# Walk in and Wade HELP!!!



## OttoMan (Sep 8, 2011)

Alright fellas i hate to do this but I need some advice.
My buddies bday is coming up and his fiance asked me if i could take him out fishing again. (I took him last weeek to the surf and its all he's been talking about) This isn't a problem but the problem is she wants it to be a trip with me, him and three of our other good friends, I would've taken him to a couple spots i know but those are my kayak fishing areas and I can't make it there wading. I wanted to know a couple areas that could be a productive area to walk and wade if you'd be kind enough to share. I was thinking the bay side of SLP or maybe Christmas bay but I've been wading in both areas and never hooked up with anything but if I have to that's where I'll take em and we'll just hope for the best. Thanks in advance and if you dont want to post here PM me Thanks again.


----------



## Castaway2 (Aug 8, 2013)

OttoMan said:


> Alright fellas i hate to do this but I need some advice.
> My buddies bday is coming up and his fiance asked me if i could take him out fishing again. (I took him last weeek to the surf and its all he's been talking about) This isn't a problem but the problem is she wants it to be a trip with me, him and three of our other good friends, I would've taken him to a couple spots i know but those are my kayak fishing areas and I can't make it there wading. I wanted to know a couple areas that could be a productive area to walk and wade if you'd be kind enough to share. I was thinking the bay side of SLP or maybe Christmas bay but I've been wading in both areas and never hooked up with anything but if I have to that's where I'll take em and we'll just hope for the best. Thanks in advance and if you dont want to post here PM me Thanks again.

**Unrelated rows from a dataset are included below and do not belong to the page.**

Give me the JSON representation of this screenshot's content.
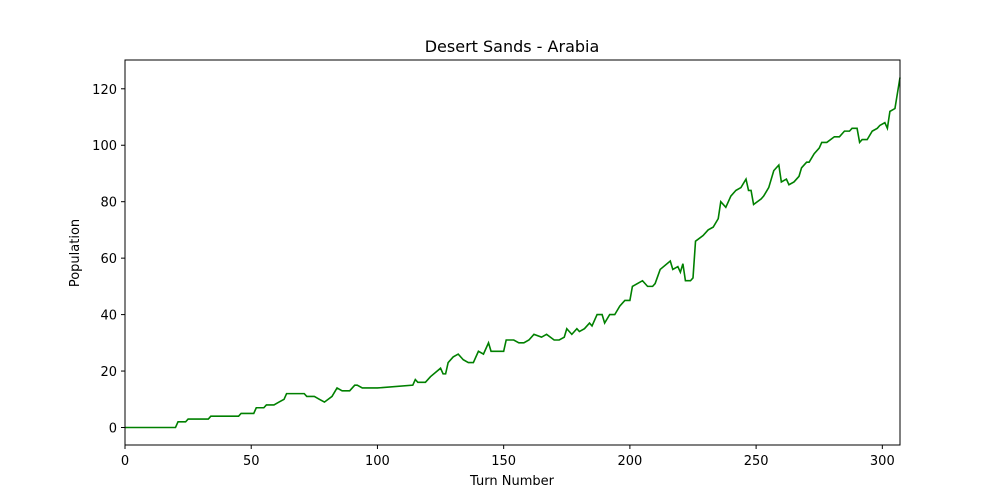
{
  "chart_data": {
    "type": "line",
    "title": "Desert Sands - Arabia",
    "x_label": "Turn Number",
    "y_label": "Population",
    "x": [
      0,
      20,
      21,
      24,
      25,
      33,
      34,
      45,
      46,
      51,
      52,
      55,
      56,
      59,
      61,
      63,
      64,
      71,
      72,
      75,
      77,
      79,
      82,
      84,
      86,
      89,
      91,
      92,
      94,
      100,
      114,
      115,
      116,
      119,
      121,
      125,
      126,
      127,
      128,
      130,
      132,
      134,
      136,
      138,
      140,
      142,
      144,
      145,
      146,
      150,
      151,
      154,
      156,
      158,
      160,
      162,
      165,
      167,
      170,
      172,
      174,
      175,
      177,
      179,
      180,
      182,
      184,
      185,
      187,
      189,
      190,
      192,
      194,
      196,
      198,
      200,
      201,
      205,
      207,
      209,
      210,
      212,
      216,
      217,
      219,
      220,
      221,
      222,
      224,
      225,
      226,
      229,
      231,
      233,
      235,
      236,
      238,
      240,
      242,
      244,
      246,
      247,
      248,
      249,
      252,
      253,
      255,
      257,
      259,
      260,
      262,
      263,
      265,
      267,
      268,
      270,
      271,
      273,
      275,
      276,
      278,
      281,
      283,
      285,
      287,
      288,
      290,
      291,
      292,
      294,
      296,
      298,
      299,
      301,
      302,
      303,
      305,
      307
    ],
    "series": [
      {
        "name": "Population",
        "color": "green",
        "values": [
          0,
          0,
          2,
          2,
          3,
          3,
          4,
          4,
          5,
          5,
          7,
          7,
          8,
          8,
          9,
          10,
          12,
          12,
          11,
          11,
          10,
          9,
          11,
          14,
          13,
          13,
          15,
          15,
          14,
          14,
          15,
          17,
          16,
          16,
          18,
          21,
          19,
          19,
          23,
          25,
          26,
          24,
          23,
          23,
          27,
          26,
          30,
          27,
          27,
          27,
          31,
          31,
          30,
          30,
          31,
          33,
          32,
          33,
          31,
          31,
          32,
          35,
          33,
          35,
          34,
          35,
          37,
          36,
          40,
          40,
          37,
          40,
          40,
          43,
          45,
          45,
          50,
          52,
          50,
          50,
          51,
          56,
          59,
          56,
          57,
          55,
          58,
          52,
          52,
          53,
          66,
          68,
          70,
          71,
          74,
          80,
          78,
          82,
          84,
          85,
          88,
          84,
          84,
          79,
          81,
          82,
          85,
          91,
          93,
          87,
          88,
          86,
          87,
          89,
          92,
          94,
          94,
          97,
          99,
          101,
          101,
          103,
          103,
          105,
          105,
          106,
          106,
          101,
          102,
          102,
          105,
          106,
          107,
          108,
          106,
          112,
          113,
          124
        ]
      }
    ],
    "xlim": [
      0,
      307
    ],
    "ylim": [
      -6.2,
      130.2
    ],
    "xticks": [
      0,
      50,
      100,
      150,
      200,
      250,
      300
    ],
    "yticks": [
      0,
      20,
      40,
      60,
      80,
      100,
      120
    ]
  }
}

if all he has been talking about is that surf trip... I say go back to the surf.. you can always at least get the hard heads and whiting to bite there


----------



## OttoMan (Sep 8, 2011)

That is true but if the surf is rough it's not fun to get beat up by the waves. 
He has been asking to go out on a kayak trip and that'll happen soon but this trip since it's more people that yaks i'll have to do a wade and i think calm water will be easier.


----------



## artys_only (Mar 29, 2005)

Try the Galveston side of SLP
Park on the east side and wade to the east nice shell mixed with sand , easy wading , SW wind is the only one that really hurts you . Good luck .


----------



## Sm0key_Joe (Jul 19, 2015)

I was out at Christmas bay today and walked away with a keeper trout right before the sun went down. I had live and dead shrimp. Dead shrimp will give you action but i made the keeper catch off live under the popping cork. Also saw a couple guys kayaking come in when I did. One came in with a red about 24".

They're there.


----------



## texharp (Jul 5, 2015)

Agreed with Smokey Joe. Caught a few keeper trouts on Tuesday afternoon just before sunset in Christmas bay on live shrimp and popping cork. 


Sent from my iPhone using Tapatalk


----------



## scubaru (Mar 28, 2005)

Book a guide, split 4 ways wouldn't be bad


----------



## Flats Mark (Jul 30, 2009)

Is there a guide that will take you wade fishing in Christmas Bay?


----------



## HoustonKid (Dec 29, 2005)

Boliver pocket if you want action. It stays pretty flat. It will get very crowded as the day goes by.


----------



## HoustonKid (Dec 29, 2005)

Where would one park to wade Christmas Bay?


----------



## mysteryfisherman (Jun 19, 2013)

SLP, with live shrimp and 1/0 circle hooks catch plenty of with the live shrimp and you won't gut hook any with the circles, also easier to release. Assuming your people are not that experienced you will all have a much better time. Wade on bayside, galveston side and don't forget to bring some kind of flotation device in case someone accidentally gets swept by the current. Walk out till y'all are waist deep and fish straight out into the bay, there is an oyster reef out there that holds a lot of sheepshead and black drum but will also bring in reds and trout.

Tight Lines!

M. Fisherman


----------



## iamatt (Aug 28, 2012)

I'd get a guide down on east Matagorda. Ask to wade south shoreline in the AM and then drift the reefs later in the day. 5 trout limit but 20 trout, 40 fillets I mean how many do you need? Less people too, love East bay in the fall.


----------